The "Green Island Resource Recovery Park Precinct Bird Hazard Report" said with organic material no longer entering the landfill, in the long term the changes to Dunedin’s waste system would put a stop to the landfill acting as a "primary food source" for the city’s roughly 10,000 southern black-backed gulls — and numbers of the "high-risk species" would eventually dramatically drop.
However, in the short term, as the thousands of southern black-backed gulls that congregated there searched out a new food source, they could fly into the flight paths of aircraft, presenting an aviation hazard, the report said.
The changes at Green Island fit together with the city’s new waste collection system and plans for a new landfill at Smooth Hill.
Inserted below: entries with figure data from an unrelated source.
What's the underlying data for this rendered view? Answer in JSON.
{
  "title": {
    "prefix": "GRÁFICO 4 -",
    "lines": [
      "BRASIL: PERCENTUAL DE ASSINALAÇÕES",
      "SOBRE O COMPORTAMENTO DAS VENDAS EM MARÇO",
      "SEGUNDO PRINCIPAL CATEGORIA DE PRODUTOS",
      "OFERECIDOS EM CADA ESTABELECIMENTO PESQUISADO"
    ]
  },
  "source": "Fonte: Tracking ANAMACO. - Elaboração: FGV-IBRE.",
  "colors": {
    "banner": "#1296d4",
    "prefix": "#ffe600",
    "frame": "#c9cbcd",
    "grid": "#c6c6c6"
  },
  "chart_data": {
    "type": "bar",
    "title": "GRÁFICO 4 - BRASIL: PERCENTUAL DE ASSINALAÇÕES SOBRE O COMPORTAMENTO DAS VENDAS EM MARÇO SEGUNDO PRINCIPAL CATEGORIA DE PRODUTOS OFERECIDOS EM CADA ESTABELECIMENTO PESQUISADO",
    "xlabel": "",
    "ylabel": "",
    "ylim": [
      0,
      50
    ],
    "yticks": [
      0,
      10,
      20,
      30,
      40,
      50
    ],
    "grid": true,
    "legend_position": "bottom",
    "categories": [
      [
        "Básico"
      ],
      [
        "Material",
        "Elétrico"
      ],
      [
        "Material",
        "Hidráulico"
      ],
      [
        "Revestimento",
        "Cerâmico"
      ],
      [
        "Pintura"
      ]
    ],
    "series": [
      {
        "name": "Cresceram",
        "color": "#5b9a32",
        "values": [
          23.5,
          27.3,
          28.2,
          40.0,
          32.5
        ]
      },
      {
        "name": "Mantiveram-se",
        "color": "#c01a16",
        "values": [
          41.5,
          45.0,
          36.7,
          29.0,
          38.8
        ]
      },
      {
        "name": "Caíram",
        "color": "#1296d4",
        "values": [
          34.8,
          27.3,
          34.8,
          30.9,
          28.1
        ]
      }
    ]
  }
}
Organic waste, including food scraps, is now processed indoors at Green Island and is no longer available for the birds at the landfill’s tip face.
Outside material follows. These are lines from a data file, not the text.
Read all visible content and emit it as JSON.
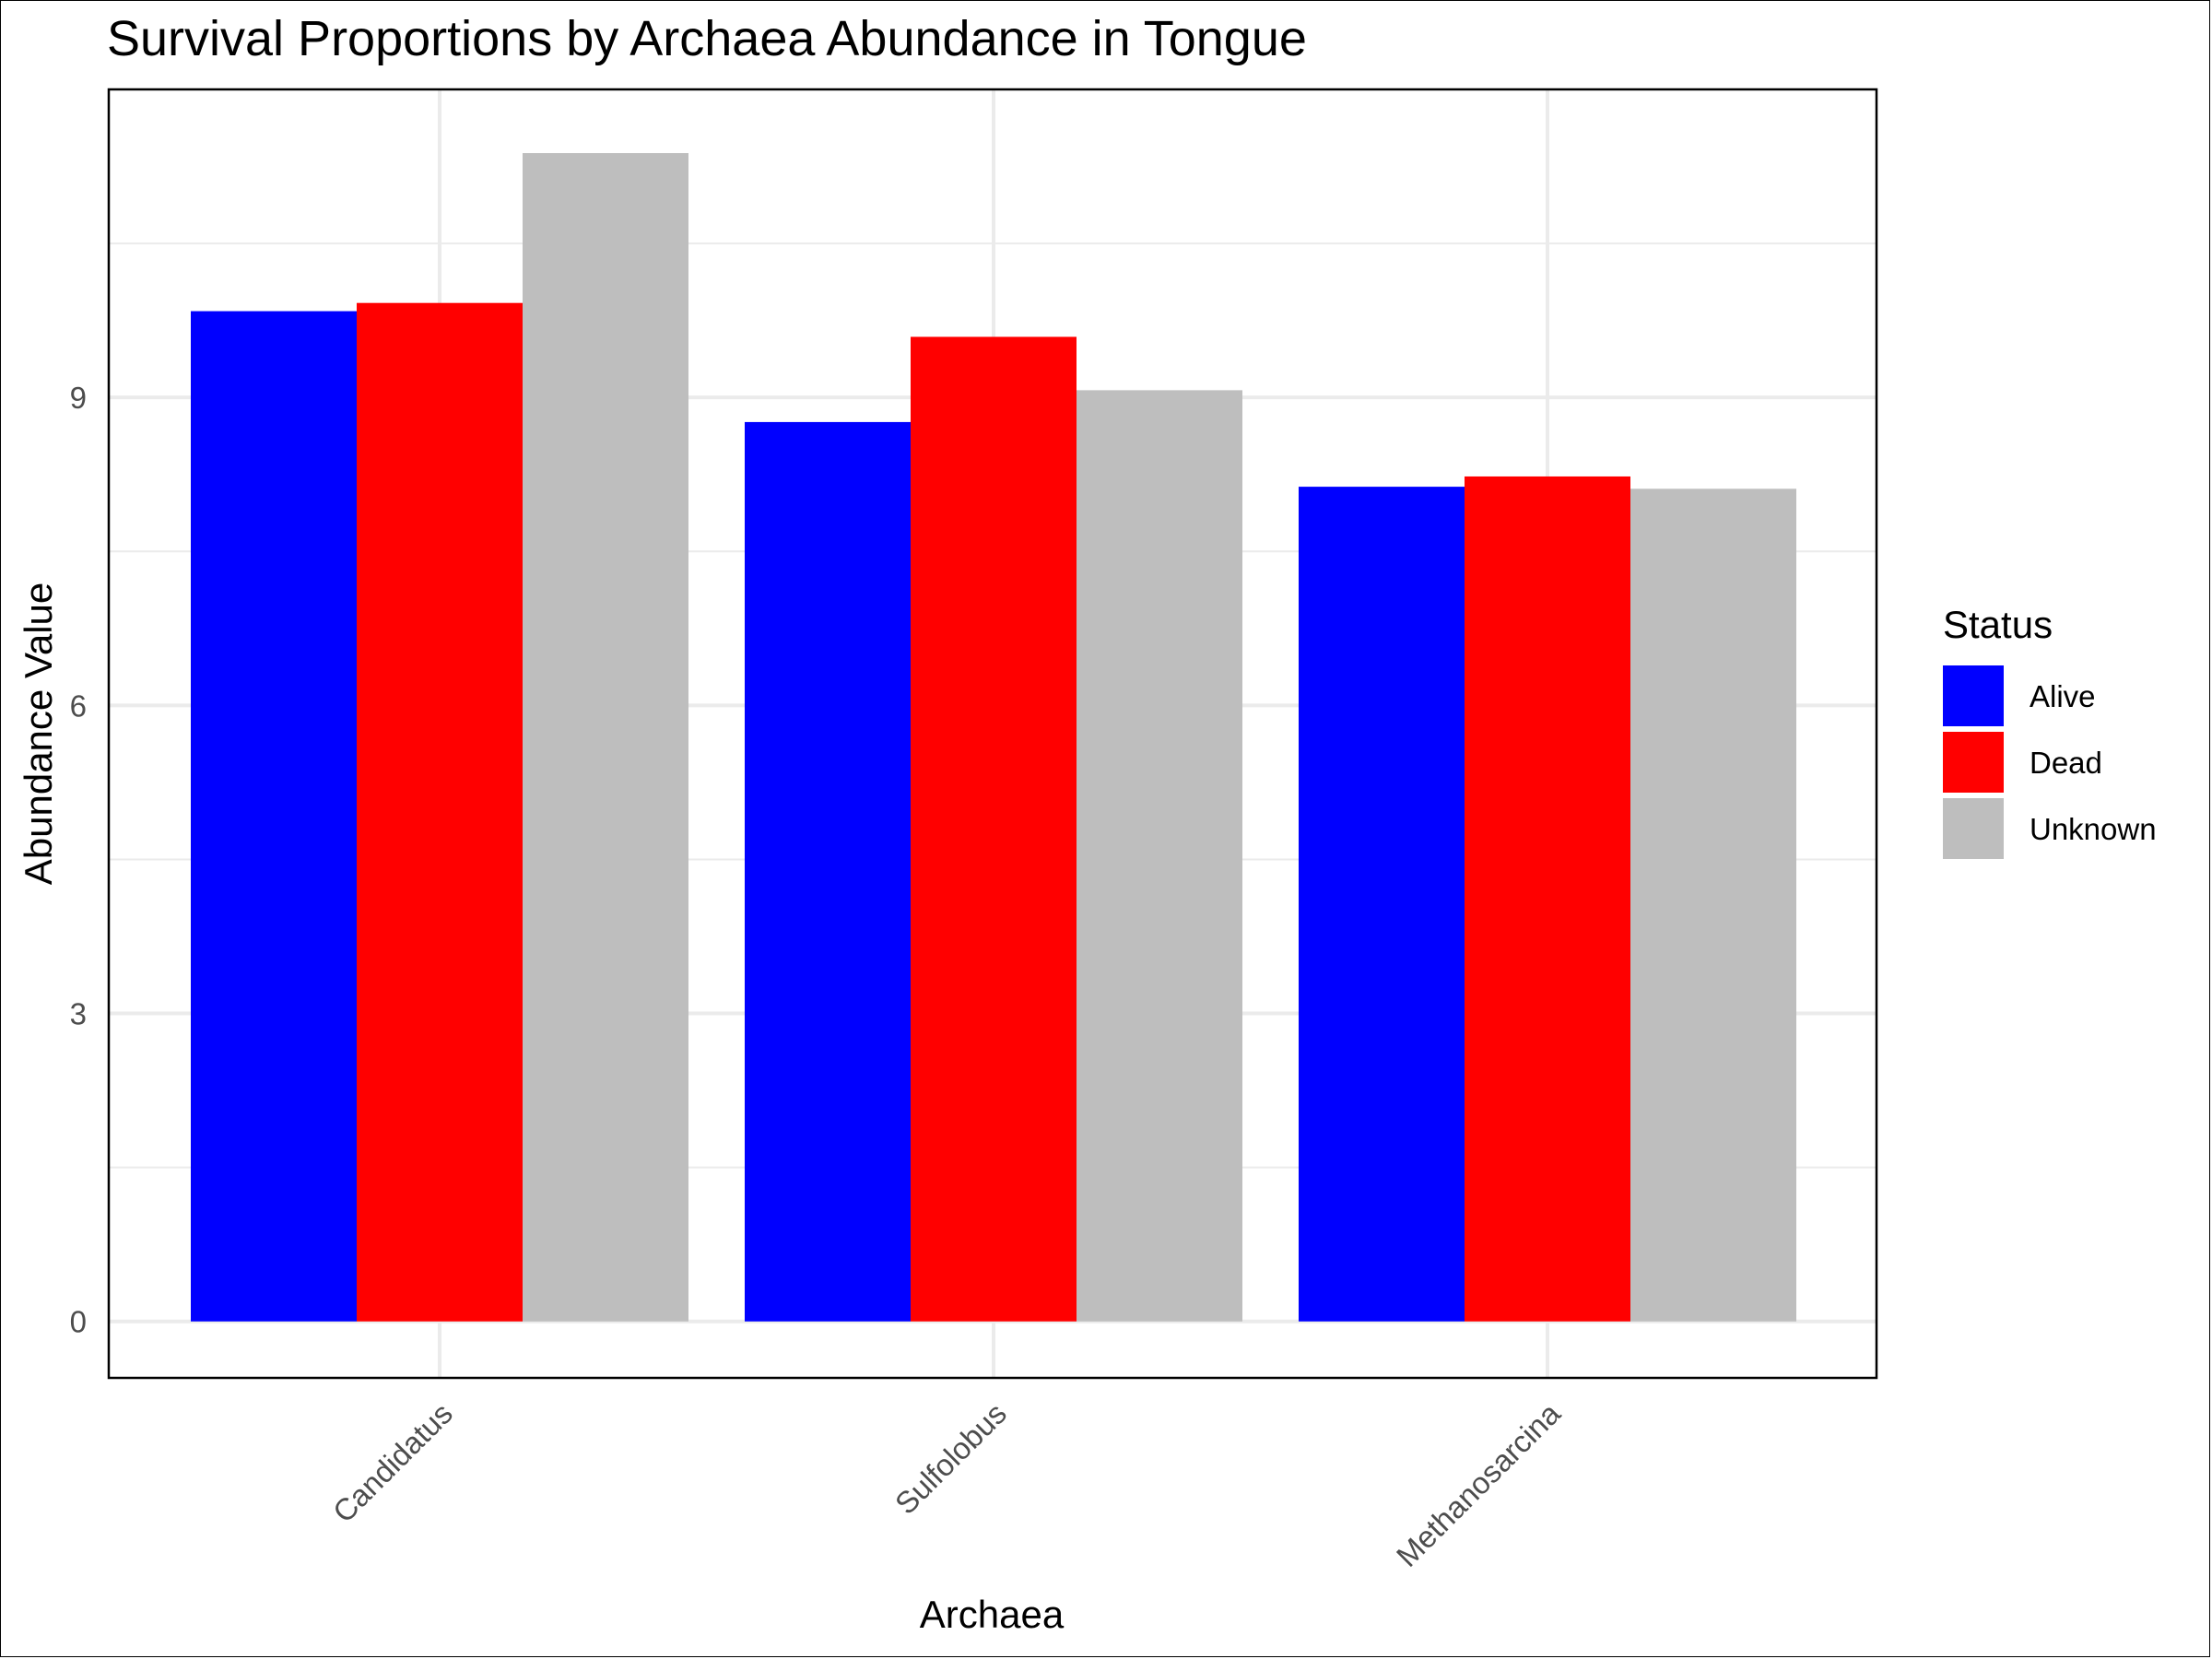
{
  "chart_data": {
    "type": "bar",
    "title": "Survival Proportions by Archaea Abundance in Tongue",
    "xlabel": "Archaea",
    "ylabel": "Abundance Value",
    "categories": [
      "Candidatus",
      "Sulfolobus",
      "Methanosarcina"
    ],
    "series": [
      {
        "name": "Alive",
        "color": "#0000FF",
        "values": [
          9.84,
          8.76,
          8.13
        ]
      },
      {
        "name": "Dead",
        "color": "#FF0000",
        "values": [
          9.92,
          9.59,
          8.23
        ]
      },
      {
        "name": "Unknown",
        "color": "#BEBEBE",
        "values": [
          11.38,
          9.07,
          8.11
        ]
      }
    ],
    "ylim": [
      -0.55,
      12.0
    ],
    "yticks": [
      0,
      3,
      6,
      9
    ],
    "yticks_labels": [
      "0",
      "3",
      "6",
      "9"
    ],
    "grid": true,
    "legend": {
      "title": "Status",
      "position": "right"
    }
  }
}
As that change bedded in, thousands of birds were expected to abandon the site in search of food, a dispersal which had the potential to bring gulls into aircraft flight paths and present an aviation hazard, the report said.
The hazard assessment put the short-term increase to aviation safety at a "medium likelihood" without a management plan in place.
The assessment was based on monthly surveys at the landfill, around the region and at the airport, and it included a review of the airport’s bird strike data.
As long as no other food sources were provided, the risk of bird strike at the airport, 16km away, was expected to decline after the changes bedded in.
"In the short term [six to 12 months] however, the proposed changes would present a medium likelihood of SBBG [southern black-backed gulls] increasing the aviation hazard unless management actions were taken.
"This is based on: SBBG already being recorded in Dunedin Airport’s strike records; SBBG regularly being seen flying over the airport in relatively low numbers; and the large number of SBBG currently using the landfill as an important food source needing to find alternative sources," the report said.
"Because of their size and flocking nature and because of their presence in the strike records, SBBG are already a high-risk species for Dunedin Airport, therefore it is necessary to manage the potential risk associated with the moderate hazard rating."
In New Zealand, gulls, particularly the southern black-backed gull, presented "by far the most significant hazard to aviation.
"As scavengers, they exploit food sources at landfills, farms, parks, piggeries, fishing areas, and food-processing factories."
On one day last year 10,744 southern-black backed gulls were counted at the landfill.
The airport at present did not attract a lot of the birds, the report said.
The Dunedin City Council’s recently submitted application for the resource recovery park precinct at Green Island included a "draft southern black-backed gull management plan".
However, the Otago Regional Council said the application was specific to the resource recovery park precinct and was not for the wider Green Island landfill.
The regional council only had a draft management plan for the gulls, consents manager Alexandra King said.
Creating a gull management plan is a condition of consent for the planned Smooth Hill landfill.
Green Island is expected to operate until 2029-30, but the city council’s consent to operate it expired in October last year.
The Resource Management Act allows for consent holders to continue to exercise existing consents while applying for replacement ones and the city council applied to extend the consents for the landfill in May last year.
The application has been on hold since.